Child support payments will be determined by the financial needs of the child, the financial needs of the surviving parent/guardian, and the resources available to the offender. If the offender is unable to pay child support due to their incarceration, a payment plan will be set up one year from the date of their release. They will be expected to pay all of the late child support payments and continue paying child support until the child reaches 18 years of age or graduates high school.

What Does Civil Restitution Cover in Cases Covered By H.B. 393?

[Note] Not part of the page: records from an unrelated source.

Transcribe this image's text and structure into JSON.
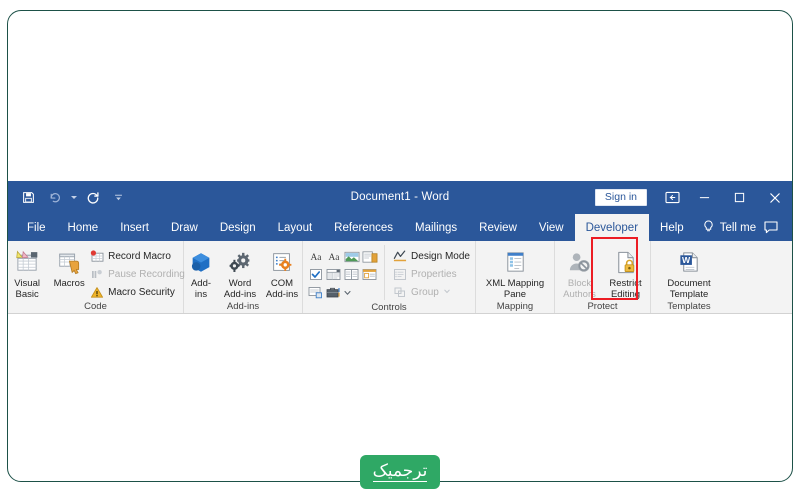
{
  "frame": {
    "border_color": "#1d5148"
  },
  "window": {
    "title": "Document1  -  Word",
    "title_bar_color": "#2b579a",
    "quick_access": [
      {
        "name": "save-icon",
        "label": "Save"
      },
      {
        "name": "undo-icon",
        "label": "Undo"
      },
      {
        "name": "redo-icon",
        "label": "Redo"
      },
      {
        "name": "customize-quick-access-toolbar-icon",
        "label": "Customize Quick Access Toolbar"
      }
    ],
    "sign_in_label": "Sign in",
    "ribbon_display_options_label": "Ribbon Display Options",
    "minimize_label": "Minimize",
    "maximize_label": "Maximize",
    "close_label": "Close"
  },
  "tabs": [
    {
      "label": "File",
      "active": false
    },
    {
      "label": "Home",
      "active": false
    },
    {
      "label": "Insert",
      "active": false
    },
    {
      "label": "Draw",
      "active": false
    },
    {
      "label": "Design",
      "active": false
    },
    {
      "label": "Layout",
      "active": false
    },
    {
      "label": "References",
      "active": false
    },
    {
      "label": "Mailings",
      "active": false
    },
    {
      "label": "Review",
      "active": false
    },
    {
      "label": "View",
      "active": false
    },
    {
      "label": "Developer",
      "active": true
    },
    {
      "label": "Help",
      "active": false
    }
  ],
  "tell_me": {
    "label": "Tell me",
    "icon": "lightbulb-icon"
  },
  "comments": {
    "label": "Comments",
    "icon": "comment-icon"
  },
  "ribbon": {
    "groups": [
      {
        "name": "code",
        "label": "Code",
        "big_buttons": [
          {
            "label_line1": "Visual",
            "label_line2": "Basic",
            "icon": "visual-basic-icon",
            "disabled": false
          },
          {
            "label_line1": "Macros",
            "label_line2": "",
            "icon": "macros-icon",
            "disabled": false
          }
        ],
        "small_buttons": [
          {
            "label": "Record Macro",
            "icon": "record-macro-icon",
            "disabled": false
          },
          {
            "label": "Pause Recording",
            "icon": "pause-recording-icon",
            "disabled": true
          },
          {
            "label": "Macro Security",
            "icon": "macro-security-icon",
            "disabled": false
          }
        ]
      },
      {
        "name": "add-ins",
        "label": "Add-ins",
        "big_buttons": [
          {
            "label_line1": "Add-",
            "label_line2": "ins",
            "icon": "add-ins-icon",
            "disabled": false
          },
          {
            "label_line1": "Word",
            "label_line2": "Add-ins",
            "icon": "word-add-ins-icon",
            "disabled": false
          },
          {
            "label_line1": "COM",
            "label_line2": "Add-ins",
            "icon": "com-add-ins-icon",
            "disabled": false
          }
        ]
      },
      {
        "name": "controls",
        "label": "Controls",
        "grid_icons": [
          "rich-text-content-control-icon",
          "plain-text-content-control-icon",
          "picture-content-control-icon",
          "building-block-gallery-icon",
          "check-box-content-control-icon",
          "combo-box-content-control-icon",
          "drop-down-list-content-control-icon",
          "date-picker-content-control-icon",
          "repeating-section-content-control-icon",
          "legacy-tools-icon"
        ],
        "side_buttons": [
          {
            "label": "Design Mode",
            "icon": "design-mode-icon",
            "disabled": false
          },
          {
            "label": "Properties",
            "icon": "properties-icon",
            "disabled": true
          },
          {
            "label": "Group",
            "icon": "group-icon",
            "disabled": true,
            "has_caret": true
          }
        ]
      },
      {
        "name": "mapping",
        "label": "Mapping",
        "big_buttons": [
          {
            "label_line1": "XML Mapping",
            "label_line2": "Pane",
            "icon": "xml-mapping-pane-icon",
            "disabled": false
          }
        ]
      },
      {
        "name": "protect",
        "label": "Protect",
        "big_buttons": [
          {
            "label_line1": "Block",
            "label_line2": "Authors",
            "icon": "block-authors-icon",
            "disabled": true,
            "has_caret": true
          },
          {
            "label_line1": "Restrict",
            "label_line2": "Editing",
            "icon": "restrict-editing-icon",
            "disabled": false,
            "highlighted": true
          }
        ]
      },
      {
        "name": "templates",
        "label": "Templates",
        "big_buttons": [
          {
            "label_line1": "Document",
            "label_line2": "Template",
            "icon": "document-template-icon",
            "disabled": false
          }
        ]
      }
    ]
  },
  "highlight": {
    "color": "#ec1c24",
    "target": "Restrict Editing"
  },
  "logo": {
    "text": "ترجمیک",
    "background": "#2fa865",
    "text_color": "#ffffff"
  }
}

The civil restitution created by the H.B. 393 bill is designed to ensure that the surviving child can have all financial needs met throughout their childhood. This includes considerations for the following factors:

1. The child’s financial needs
2. The surviving parent or guardian’s financial needs
3. The reasonable work-related childcare expenses of the surviving parent or guardian

If the child was left an orphan and has been placed with the Department of Family and Protective Services (DFPS), the restitution will be created to ensure that the following needs of the child are met:

1. The standard of living that the child is used to is maintained
2. The physical and emotional needs of the child are met
3. The child’s educational needs are met
4. The child’s physical and legal custody arrangements are covered

Is Compensation the Same as the Civil Restitution?

No. A family can receive both compensation from a drunk driving accident lawsuit as well as civil restitution from the criminal lawsuit that occurs. Both of these lawsuits fall under separate categories and are therefore not related to each other. The compensation that the family receives is to ensure that the damages, both physical (such as the loss of the vehicle and the loss of the loved one) and emotional (loss of consortium), are covered. 

This ensures that the recovery for the family is made easier, ensuring that financial strain is kept to a minimum. Damages that can be recuperated through compensation are as follows:

1. Pain and suffering
2. Lost wages
3. Medical Expenses
4. Disfigurement
5. Physical impairment
6. Property loss
7. Mental anguish
8. Punitive damages
9. Loss of consortium

As a reminder, the civil restitution that comes from the H.B. 393 is to provide child support if the victim of the drunk driving accident passes away as a result of the accident and they have a surviving child. This child support will follow the child until they reach 18 years of age or graduate high school, whichever occurs later.

Are There Limits for Pursuing Civil Restitution under H.B. 393?

No. Restitution is a court-ordered payment that the offender has to make, regardless of whether they are incarcerated at the time the order is passed or if they would still be incarcerated by the time the child comes of age or finishes high school. All of the restitution must be paid to the parent/guardian or the child (if they are of age). A payment plan will be created for the offender to start payments a year to the date after their release from a correctional facility or prison.